What You Need to Know
- Recent SEC exams have found major marketing rule-related deficiencies, IAA's associate general counsel says.
Securities and Exchange Commission exams of compliance with the agency’s new marketing rule are in full swing, and enforcement actions related to firms’ lax compliance could be in the pipeline.
The SEC’s 2023 exam priorities reflect “a huge focus” on compliance with the marketing rule, notes Sanjay Lamba, associate general counsel for the Investment Adviser Association in Washington.
The good news is that results of initial SEC exams conducted during the first four months of the rule’s Nov. 4 compliance date “apparently revealed that the majority of advisors have fully updated their policies and procedures to reflect the new rule,” Lamba said.
The bad news, however, is that IAA has “very recently learned that the [SEC] exam staff has found serious [marketing rule-related] deficiencies on a large number of exams — with some being referred to the SEC enforcement staff,” Lamba said.
“It would be very unfair if these deficiencies and referrals” relate to the agency’s updated FAQ guidance issued in January, Lamba said.
IAA hopes that the SEC exam staff “is not referring cases where advisors in general have made good faith efforts to implement” the new rule.
While the SEC has begun issuing deficiency letters to firms that relate to the updated FAQ, IAA said that it does not know “the subject of any deficiency that’s been referred” to the agency’s enforcement division.
On a recent webcast held by the National Society of Compliance Professionals, Amy Lynch, president and founder of FrontLine Compliance, stated that firms that have “done nothing” to comply with the new marketing rule are at risk of facing an enforcement action.
These include firms that have no updated policy, firms that have “not touched” their marketing materials, and firms that are “out there doing testimonials and endorsements without the proper disclosures,” Lynch said. “That’s the kind of firm or activity that’s going to be a ‘gotcha,’ and the SEC will be likely taking enforcement against that type of an entity.”
Right now, Lynch said, the SEC expects firms to have updated written policies and procedures and to also “have conducted [an] analysis of their current marketing materials to see what need[s] to be changed/updated to be in compliance with the new rule.”
Because the new rule is in it’s early days, the SEC “just wants to see that firms are making a best effort approach and they’ve got those policies in place, they are updating those [marketing] materials and are going through the process of being in full compliance,” Lynch continued.
“As long as that best effort can be proven, in the early stages of a new rule typically the SEC is not going to go out and do a ‘gotcha’ enforcement action against a firm,” Lynch said.
‘Little Patience’
The SEC has signaled a likely heavy hand on marketing rule compliance.

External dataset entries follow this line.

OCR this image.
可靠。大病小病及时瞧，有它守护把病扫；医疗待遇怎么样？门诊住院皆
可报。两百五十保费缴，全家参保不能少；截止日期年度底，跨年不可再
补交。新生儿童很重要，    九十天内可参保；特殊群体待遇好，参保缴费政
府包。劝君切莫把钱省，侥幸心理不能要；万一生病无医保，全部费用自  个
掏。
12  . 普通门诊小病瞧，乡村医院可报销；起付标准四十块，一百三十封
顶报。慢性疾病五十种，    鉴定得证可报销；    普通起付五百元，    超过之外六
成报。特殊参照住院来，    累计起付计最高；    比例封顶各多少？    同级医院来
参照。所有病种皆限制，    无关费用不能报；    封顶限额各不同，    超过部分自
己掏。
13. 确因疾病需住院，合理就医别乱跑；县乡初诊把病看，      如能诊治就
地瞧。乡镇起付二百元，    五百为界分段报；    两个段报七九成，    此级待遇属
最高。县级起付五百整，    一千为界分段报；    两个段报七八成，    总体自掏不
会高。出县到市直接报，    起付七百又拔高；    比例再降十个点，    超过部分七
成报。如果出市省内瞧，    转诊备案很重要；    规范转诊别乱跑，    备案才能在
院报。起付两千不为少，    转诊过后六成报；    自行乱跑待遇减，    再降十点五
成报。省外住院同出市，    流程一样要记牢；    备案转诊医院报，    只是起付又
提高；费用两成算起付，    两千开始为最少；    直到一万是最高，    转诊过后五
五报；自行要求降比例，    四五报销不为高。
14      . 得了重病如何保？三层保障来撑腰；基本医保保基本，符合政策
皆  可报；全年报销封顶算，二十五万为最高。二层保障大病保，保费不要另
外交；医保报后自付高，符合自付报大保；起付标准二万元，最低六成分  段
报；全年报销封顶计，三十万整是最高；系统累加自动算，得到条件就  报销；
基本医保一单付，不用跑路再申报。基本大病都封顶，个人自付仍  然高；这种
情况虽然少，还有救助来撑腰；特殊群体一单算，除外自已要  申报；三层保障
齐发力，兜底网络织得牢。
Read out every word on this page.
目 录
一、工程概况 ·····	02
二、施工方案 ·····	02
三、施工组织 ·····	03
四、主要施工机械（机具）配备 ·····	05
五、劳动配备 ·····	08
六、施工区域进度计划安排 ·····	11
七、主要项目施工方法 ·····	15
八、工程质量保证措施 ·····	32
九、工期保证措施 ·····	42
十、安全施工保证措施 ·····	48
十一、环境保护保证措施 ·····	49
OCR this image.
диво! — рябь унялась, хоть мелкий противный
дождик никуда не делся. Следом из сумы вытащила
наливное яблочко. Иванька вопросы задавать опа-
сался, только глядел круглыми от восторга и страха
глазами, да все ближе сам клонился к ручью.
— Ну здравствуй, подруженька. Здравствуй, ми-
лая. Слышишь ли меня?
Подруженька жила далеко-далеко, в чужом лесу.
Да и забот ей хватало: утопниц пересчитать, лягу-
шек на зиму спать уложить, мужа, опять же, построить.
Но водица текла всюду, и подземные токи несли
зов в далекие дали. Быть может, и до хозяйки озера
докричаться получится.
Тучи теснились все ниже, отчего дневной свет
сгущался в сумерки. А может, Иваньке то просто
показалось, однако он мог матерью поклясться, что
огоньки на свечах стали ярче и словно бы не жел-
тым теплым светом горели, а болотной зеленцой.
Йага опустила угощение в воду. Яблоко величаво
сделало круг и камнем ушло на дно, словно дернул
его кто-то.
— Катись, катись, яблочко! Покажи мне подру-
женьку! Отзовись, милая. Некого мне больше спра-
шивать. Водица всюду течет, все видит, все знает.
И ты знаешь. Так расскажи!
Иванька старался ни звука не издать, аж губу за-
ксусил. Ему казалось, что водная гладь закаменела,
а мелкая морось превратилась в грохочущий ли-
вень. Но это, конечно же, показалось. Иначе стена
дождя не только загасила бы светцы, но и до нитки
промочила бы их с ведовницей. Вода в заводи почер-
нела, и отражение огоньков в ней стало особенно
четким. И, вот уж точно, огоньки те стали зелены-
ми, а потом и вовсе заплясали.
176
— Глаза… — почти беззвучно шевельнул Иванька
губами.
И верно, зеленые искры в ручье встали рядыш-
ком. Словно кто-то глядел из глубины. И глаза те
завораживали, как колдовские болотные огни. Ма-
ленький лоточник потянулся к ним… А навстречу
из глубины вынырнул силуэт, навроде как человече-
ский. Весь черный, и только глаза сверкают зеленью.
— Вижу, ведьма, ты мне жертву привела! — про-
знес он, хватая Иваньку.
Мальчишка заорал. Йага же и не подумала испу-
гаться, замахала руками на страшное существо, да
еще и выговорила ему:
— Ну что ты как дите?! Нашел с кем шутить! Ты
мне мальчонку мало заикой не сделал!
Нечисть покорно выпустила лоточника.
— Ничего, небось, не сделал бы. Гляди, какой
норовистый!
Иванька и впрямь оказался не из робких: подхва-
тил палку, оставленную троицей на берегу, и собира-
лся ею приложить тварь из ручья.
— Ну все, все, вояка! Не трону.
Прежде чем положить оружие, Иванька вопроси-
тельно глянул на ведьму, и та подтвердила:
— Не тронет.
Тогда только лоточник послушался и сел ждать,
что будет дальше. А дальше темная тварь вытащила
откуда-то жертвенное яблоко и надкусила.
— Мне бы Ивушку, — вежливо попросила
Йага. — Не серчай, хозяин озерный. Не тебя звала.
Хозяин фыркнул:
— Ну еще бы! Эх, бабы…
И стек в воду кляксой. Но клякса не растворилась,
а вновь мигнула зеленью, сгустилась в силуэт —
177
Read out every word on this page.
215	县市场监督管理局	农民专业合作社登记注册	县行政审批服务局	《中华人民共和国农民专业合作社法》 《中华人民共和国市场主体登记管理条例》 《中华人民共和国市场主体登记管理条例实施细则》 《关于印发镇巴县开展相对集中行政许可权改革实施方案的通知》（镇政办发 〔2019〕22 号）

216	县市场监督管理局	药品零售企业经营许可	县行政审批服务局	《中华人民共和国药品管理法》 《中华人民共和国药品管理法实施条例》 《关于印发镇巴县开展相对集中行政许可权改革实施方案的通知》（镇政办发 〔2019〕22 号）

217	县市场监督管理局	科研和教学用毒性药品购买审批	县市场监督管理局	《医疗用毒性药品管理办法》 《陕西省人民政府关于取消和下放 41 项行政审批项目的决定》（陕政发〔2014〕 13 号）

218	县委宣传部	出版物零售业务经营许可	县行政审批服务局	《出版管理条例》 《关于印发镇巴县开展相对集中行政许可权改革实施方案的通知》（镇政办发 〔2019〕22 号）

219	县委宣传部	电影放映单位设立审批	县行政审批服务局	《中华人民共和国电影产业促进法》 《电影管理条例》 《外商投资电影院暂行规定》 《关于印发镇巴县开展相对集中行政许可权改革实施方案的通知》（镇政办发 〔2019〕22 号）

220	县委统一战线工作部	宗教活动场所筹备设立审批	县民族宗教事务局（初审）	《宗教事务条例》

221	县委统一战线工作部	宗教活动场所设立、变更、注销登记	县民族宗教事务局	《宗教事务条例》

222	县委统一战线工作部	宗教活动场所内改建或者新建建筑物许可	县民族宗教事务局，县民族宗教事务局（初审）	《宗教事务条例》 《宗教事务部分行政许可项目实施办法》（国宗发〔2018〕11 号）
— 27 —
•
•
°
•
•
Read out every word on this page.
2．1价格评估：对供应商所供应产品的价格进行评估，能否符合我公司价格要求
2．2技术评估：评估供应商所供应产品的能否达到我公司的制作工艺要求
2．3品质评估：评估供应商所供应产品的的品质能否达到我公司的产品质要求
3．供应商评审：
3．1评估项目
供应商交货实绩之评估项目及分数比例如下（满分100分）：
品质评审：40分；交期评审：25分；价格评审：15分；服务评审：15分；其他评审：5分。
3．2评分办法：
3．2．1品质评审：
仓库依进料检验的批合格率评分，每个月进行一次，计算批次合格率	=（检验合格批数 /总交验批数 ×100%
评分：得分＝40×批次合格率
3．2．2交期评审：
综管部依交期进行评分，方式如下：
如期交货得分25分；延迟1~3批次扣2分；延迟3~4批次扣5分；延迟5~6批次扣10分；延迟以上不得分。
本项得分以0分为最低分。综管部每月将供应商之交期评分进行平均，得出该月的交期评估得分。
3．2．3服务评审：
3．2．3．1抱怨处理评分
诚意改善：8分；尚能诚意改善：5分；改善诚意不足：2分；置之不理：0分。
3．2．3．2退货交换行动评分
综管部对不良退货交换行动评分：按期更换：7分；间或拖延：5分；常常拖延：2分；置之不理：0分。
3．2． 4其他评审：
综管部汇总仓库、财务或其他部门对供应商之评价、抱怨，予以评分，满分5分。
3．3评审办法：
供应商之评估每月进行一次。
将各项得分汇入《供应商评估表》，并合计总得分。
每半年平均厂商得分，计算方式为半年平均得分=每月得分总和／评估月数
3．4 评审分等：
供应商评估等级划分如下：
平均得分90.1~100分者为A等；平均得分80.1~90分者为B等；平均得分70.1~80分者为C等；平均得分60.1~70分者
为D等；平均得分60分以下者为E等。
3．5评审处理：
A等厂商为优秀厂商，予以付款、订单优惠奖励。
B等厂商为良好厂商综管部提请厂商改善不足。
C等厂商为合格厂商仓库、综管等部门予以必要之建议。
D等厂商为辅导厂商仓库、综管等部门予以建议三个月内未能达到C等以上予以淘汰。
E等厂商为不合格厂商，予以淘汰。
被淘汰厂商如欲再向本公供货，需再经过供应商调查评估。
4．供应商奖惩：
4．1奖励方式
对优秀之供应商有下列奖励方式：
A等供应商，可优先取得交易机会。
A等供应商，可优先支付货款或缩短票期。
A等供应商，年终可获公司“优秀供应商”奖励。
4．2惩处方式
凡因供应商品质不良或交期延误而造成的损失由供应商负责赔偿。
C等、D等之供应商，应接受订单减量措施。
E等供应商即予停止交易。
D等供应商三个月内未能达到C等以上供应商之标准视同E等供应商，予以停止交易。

In statements last November, William Birdthistle, director of the SEC’s Office of Investment Management, called the new marketing rule one of the agency’s more “ambitious” rulemakings, and stated: “I would very much encourage a rigorous compliance with the rule.”
While the compliance date was Nov. 4, the SEC’s advertising and marketing rule has been in effect since May 2021.
Kurt Gottschall and Kit Addleman, partners at Haynes Boone, told me in an email that given the “relatively long time” advisors have had to comply with the marketing rule, they expected the SEC to have “little patience with firms that had not undertaken a robust review and revision” of their policies and procedures.
As with enforcement matters following the adoption of Regulation Best Interest and Form CRS, Gottschall and Addleman say they expect the SEC exam division “will make enforcement referrals whenever they encounter firms that do not appear to have made a good faith effort to consider all new aspects” of the marketing rule.